Le hasard de la recherche du web m’a amené sur une pub pour un biscuit produit par Saint-Michel, nommé Bamboula et incarné par un jeune africain sympathique et débrouillard. Cette denrée a disparu au milieu des années 90 car la pression du politiquement correct commençait à sévir.

Effectivement produire le biscuit bamboula, c’était toucher à mon pote.
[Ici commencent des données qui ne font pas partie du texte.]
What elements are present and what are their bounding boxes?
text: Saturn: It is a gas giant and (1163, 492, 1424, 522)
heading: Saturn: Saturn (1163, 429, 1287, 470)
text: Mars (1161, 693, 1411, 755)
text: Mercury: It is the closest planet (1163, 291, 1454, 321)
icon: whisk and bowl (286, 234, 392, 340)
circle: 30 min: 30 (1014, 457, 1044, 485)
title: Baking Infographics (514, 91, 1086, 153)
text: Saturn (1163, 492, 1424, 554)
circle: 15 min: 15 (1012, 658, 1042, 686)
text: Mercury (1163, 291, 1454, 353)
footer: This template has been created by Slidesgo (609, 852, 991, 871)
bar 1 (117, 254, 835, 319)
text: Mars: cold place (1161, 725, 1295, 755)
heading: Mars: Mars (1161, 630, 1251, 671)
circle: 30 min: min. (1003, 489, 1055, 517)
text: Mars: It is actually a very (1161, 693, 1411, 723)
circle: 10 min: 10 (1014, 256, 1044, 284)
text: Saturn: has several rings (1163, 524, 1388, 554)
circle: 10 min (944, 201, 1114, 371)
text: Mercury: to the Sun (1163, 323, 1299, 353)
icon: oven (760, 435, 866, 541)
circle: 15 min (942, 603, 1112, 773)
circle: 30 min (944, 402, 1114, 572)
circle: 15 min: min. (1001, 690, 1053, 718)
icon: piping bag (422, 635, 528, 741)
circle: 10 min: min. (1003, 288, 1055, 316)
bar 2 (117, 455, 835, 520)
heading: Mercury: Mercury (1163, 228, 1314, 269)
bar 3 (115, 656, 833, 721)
Comme  la pub pour le couscous Garbit (c’est bon comme là-bas, dis), on récoltait la ligue Arabe, une belle femme nue dans son bain (Obao), on avait les féministes, un chien qui traverse le pays pour rejoindre sa femelle pour les vacances, on récolterait la SPA.

Mais je n’ai pas encore entendu la ligue des costauds tatoués protester pour incitation à la haine raciale avec la pub de parfum invictus, ou les vendeurs de canapé lorsqu’un gamin urine dessus. Amis des bêtes, vous ne dites rien pour Maurice qui a mangé tous les chocos suisses. Ah  zut Suisses et chocolat, on va avoir nos amis helvètes sur le dos.

Et oui je suis nostalgique d’une période où l’on pouvait encore dire qu’une personne de couleur de peau foncée était noire sans se faire agresser, qu’un belge est idiot (mais qu’on l’aime bien tout de même) qu’un suisse est lent (sauf en tennis et en ski évidemment), qu’un français est râleur, qu’un gay est un pédé, qu’un italien est meilleur en cinéma qu’en politique etc….

Je regrette l’époque de la moquerie, de l’auto dérision, du parler vrai, du parler direct et le tout sans animosité ni racisme.

Je vais passer pour un con mais le terme discrimination positive, cela me choque profondément à moins que je sois vraiment raciste ce dont je doute.

A se demander qui crée l’antagonisme actuel, les victimes fictives ou les vrais tortionnaires. Pour info un de mes meilleurs potes était noir, on l’appelait blanquette et lui m’appelait le rital, on s’appréciait bien, comme quoi…

Bon il était pour le Barça et moi pour le milan AC c’était un contentieux autrement plus grave que notre couleur de peau. Notre amitié n’a pas résisté à la finale de la ligue des champions 1994 (quelle raclée) hélas.